How inspiring is the Thuringian Forest (German: Thüringer Wald)? As far as the Germans themselves are concerned, the Thuringian Forest is the poetic and philosophical soul of their country. Often referred to as Germany’s “Green Heart,” it is in upland Paradise of some 4700 sq. km. (2900 sq. mi.), blanketed with emerald woodlands.
The unspoiled highlands of the Thuringian Forest are dotted with sleepy but completely charming villages. If you listen intently while strolling their streets, you may hear strains of Bach or the voices of Germany’s great poets echoing in the breeze.
The immortal composer Johann Sebastian Bach entered the world in the Thuringian Forest hill town of Eisenach. Here the poet and novelist Fritz Reuter lived out his days. Martin Luther, who played in its streets as a schoolboy, later spent eleven weeks translating the New Testament into German in 1521 while living incognito at Eisenach’s Wartburg Castle.
More than 250 years later, Johann Wolfgang von Goethe translated the entire Bible into German at the same castle. His is the spirit which undoubtedly dominates the Thuringian Forest, capturing the essence of the area perfectly with the simple question, “Where else does one find so much beauty in such a small place?” :-)
One of the best ways for you to experience all the wonder of this wondrous place is to follow the 168km (104mi) length of the parallel Rennsteig hiking and cycling trails. The trail has extended from Horschel on the Werra River to Blankenstein on the Saale River since the 19th century, when it formed a border for of the German Empire’s smaller states.
Hiking the Rennsteig trail will leave you breathless in more ways than one. You’ll have the challenge of negotiating some of its steeper passages, like the 15km (9 mi) leading into Blankenstein and the 30km (18 mi) departing from Eisenach. You’ll also find breathstopping natural beauty along and near the trail.

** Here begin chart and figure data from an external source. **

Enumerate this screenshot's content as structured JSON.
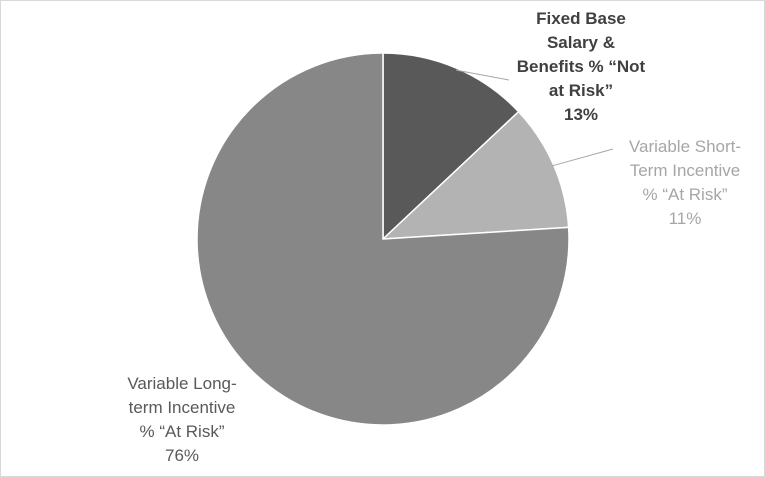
{
  "chart_data": {
    "type": "pie",
    "title": "",
    "slices": [
      {
        "label_lines": [
          "Fixed Base",
          "Salary &",
          "Benefits % “Not",
          "at Risk”"
        ],
        "value_label": "13%",
        "value": 13,
        "color": "#595959",
        "label_color": "#404040"
      },
      {
        "label_lines": [
          "Variable Short-",
          "Term Incentive",
          "% “At Risk”"
        ],
        "value_label": "11%",
        "value": 11,
        "color": "#b3b3b3",
        "label_color": "#a6a6a6"
      },
      {
        "label_lines": [
          "Variable Long-",
          "term Incentive",
          "% “At Risk”"
        ],
        "value_label": "76%",
        "value": 76,
        "color": "#878787",
        "label_color": "#595959"
      }
    ],
    "start_angle_deg": 0,
    "direction": "clockwise",
    "slice_border_color": "#ffffff",
    "leader_line_color": "#a6a6a6",
    "legend": "none"
  }
}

If you have the stamina to arrive at its highest points, 982m (3220 ft) Mount Beerberg and 978m (3208 ft) Mount Schneekopf, you’ll be close to both the winter sports Mecca and the Rennsteig garden at Oberhof. Thanks to the unusual climate in this part of the forest, nearly four thousand different plants indigenous to mountains from all over the world thrive as they would in their native lands. You’ll benefit immensely by taking in the Garden’s informational lecture before exploring on your own!

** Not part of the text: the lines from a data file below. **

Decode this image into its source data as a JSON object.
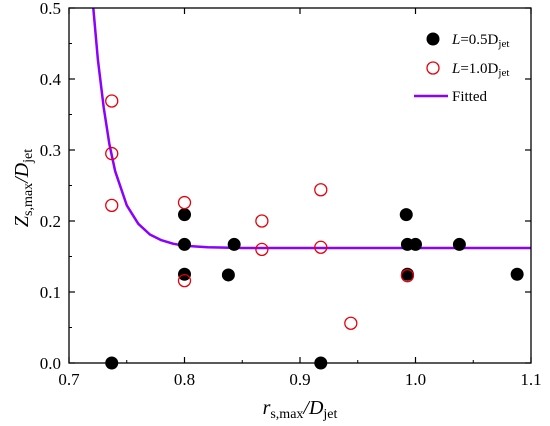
{
  "chart_data": {
    "type": "scatter",
    "xlim": [
      0.7,
      1.1
    ],
    "ylim": [
      0.0,
      0.5
    ],
    "x_ticks": [
      "0.7",
      "0.8",
      "0.9",
      "1.0",
      "1.1"
    ],
    "y_ticks": [
      "0.0",
      "0.1",
      "0.2",
      "0.3",
      "0.4",
      "0.5"
    ],
    "xlabel": {
      "main": "r",
      "sub": "s,max",
      "mid": "/D",
      "sub2": "jet"
    },
    "ylabel": {
      "main": "Z",
      "sub": "s,max",
      "mid": "/D",
      "sub2": "jet"
    },
    "legend_position": "top-right",
    "series": [
      {
        "name": "L=0.5Djet",
        "legend": {
          "main": "L",
          "mid": "=0.5D",
          "sub": "jet"
        },
        "marker": "filled-circle",
        "color": "#000000",
        "points": [
          [
            0.737,
            0.0
          ],
          [
            0.8,
            0.209
          ],
          [
            0.8,
            0.167
          ],
          [
            0.8,
            0.125
          ],
          [
            0.838,
            0.124
          ],
          [
            0.843,
            0.167
          ],
          [
            0.918,
            0.0
          ],
          [
            0.992,
            0.209
          ],
          [
            0.993,
            0.167
          ],
          [
            0.993,
            0.125
          ],
          [
            1.0,
            0.167
          ],
          [
            1.038,
            0.167
          ],
          [
            1.088,
            0.125
          ]
        ]
      },
      {
        "name": "L=1.0Djet",
        "legend": {
          "main": "L",
          "mid": "=1.0D",
          "sub": "jet"
        },
        "marker": "open-circle",
        "color": "#e8000b",
        "points": [
          [
            0.737,
            0.369
          ],
          [
            0.737,
            0.295
          ],
          [
            0.737,
            0.222
          ],
          [
            0.8,
            0.226
          ],
          [
            0.8,
            0.116
          ],
          [
            0.867,
            0.2
          ],
          [
            0.867,
            0.16
          ],
          [
            0.918,
            0.244
          ],
          [
            0.918,
            0.163
          ],
          [
            0.944,
            0.056
          ],
          [
            0.993,
            0.123
          ]
        ]
      },
      {
        "name": "Fitted",
        "legend": {
          "main": "Fitted"
        },
        "marker": "line",
        "color": "#8b00ff",
        "points": [
          [
            0.721,
            0.5
          ],
          [
            0.725,
            0.427
          ],
          [
            0.73,
            0.36
          ],
          [
            0.735,
            0.308
          ],
          [
            0.74,
            0.27
          ],
          [
            0.75,
            0.222
          ],
          [
            0.76,
            0.196
          ],
          [
            0.77,
            0.181
          ],
          [
            0.78,
            0.173
          ],
          [
            0.79,
            0.168
          ],
          [
            0.8,
            0.165
          ],
          [
            0.82,
            0.163
          ],
          [
            0.85,
            0.162
          ],
          [
            0.9,
            0.162
          ],
          [
            1.0,
            0.162
          ],
          [
            1.1,
            0.162
          ]
        ]
      }
    ]
  }
}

Other natural and cultural delights include the deep dark crevasses of Dragon’s Gorge (Drachenschlucht), moorlands and flower-robed hillside pastures bordered with dense forests of pine and beech trees, and mountain streams with hidden waterfalls. Perhaps its most whimsical feature, however, is found in Ohrdruf, a small town at the northern edge of the forest.
Ohrdruf’s St. Michael’s Church is where Johan Sebastian Bach’s brother Christoph was the organist. It’s also the town which gave the world the rocking horse and the original Kewpie doll. Plan to celebrate both by taking in a concert at the town’s Ehrenstein Palace, which also houses a museum where you can learn all about the German art of toy making!

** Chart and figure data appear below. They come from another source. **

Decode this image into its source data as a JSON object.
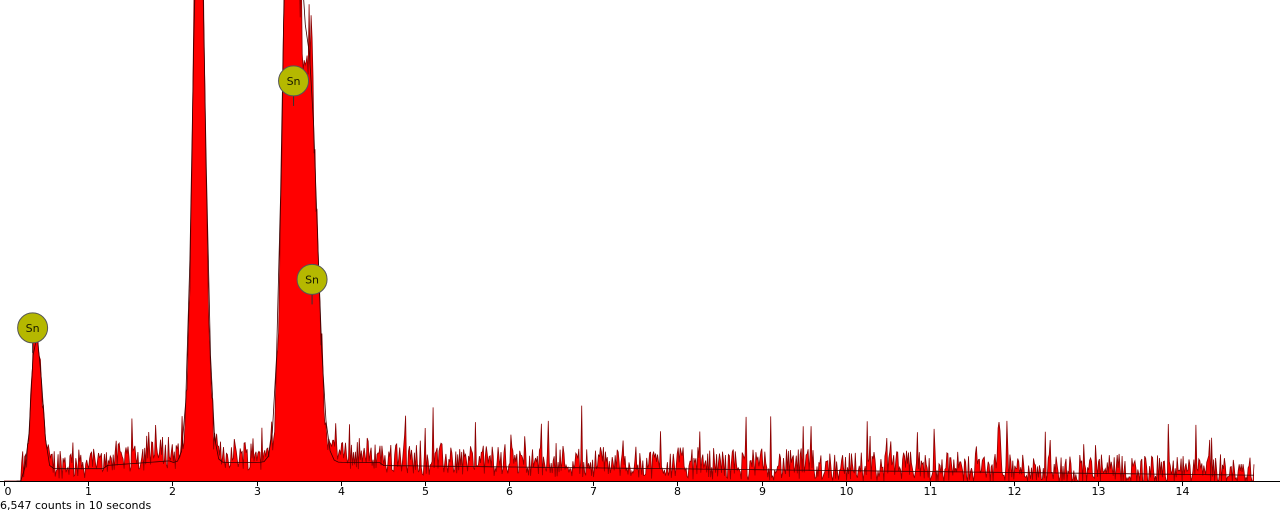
{
  "chart_data": {
    "type": "area",
    "title": "",
    "xlabel": "",
    "ylabel": "",
    "xlim": [
      0,
      15.1
    ],
    "ylim": [
      0,
      100
    ],
    "x_ticks": [
      "0",
      "1",
      "2",
      "3",
      "4",
      "5",
      "6",
      "7",
      "8",
      "9",
      "10",
      "11",
      "12",
      "13",
      "14"
    ],
    "caption": "6,547 counts in 10 seconds",
    "spectrum_color": "#ff0000",
    "spectrum_edge_color": "#8b0000",
    "marker_color": "#b5b800",
    "peaks": [
      {
        "energy": 0.36,
        "value": 26
      },
      {
        "energy": 0.43,
        "value": 19
      },
      {
        "energy": 2.29,
        "value": 72
      },
      {
        "energy": 2.34,
        "value": 80
      },
      {
        "energy": 3.44,
        "value": 100
      },
      {
        "energy": 3.38,
        "value": 86
      },
      {
        "energy": 3.66,
        "value": 52
      },
      {
        "energy": 3.6,
        "value": 42
      }
    ],
    "noise_level": 7,
    "annotations": [
      {
        "label": "Sn",
        "energy": 0.34,
        "value": 32
      },
      {
        "label": "Sn",
        "energy": 3.44,
        "value": 88
      },
      {
        "label": "Sn",
        "energy": 3.66,
        "value": 43
      }
    ]
  }
}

You’d expect toys to be a big attraction in the part of the world where the first kindergarten was established, and your trip to the forest will put you within a stone’s throw of that place at Bad Blankenburg. Located at the southern end of the Thuringian Forest, the spa city of Bad Blankenburg lies in the shadow of the Schwarza Valley and the remnants of the 13th-century Greifenstein Castle.
With each hour you spend on your journey through the Thuringian Forest, you’ll feel as if you were moving deeper into a dream. Before long, you’ll find yourself singing aloud a stanza from Herbert Roth’s “The Rennsteig Song”:
“I remain as long as I like and call it out to all:
Prettiest spot in the world, there I find my peace.”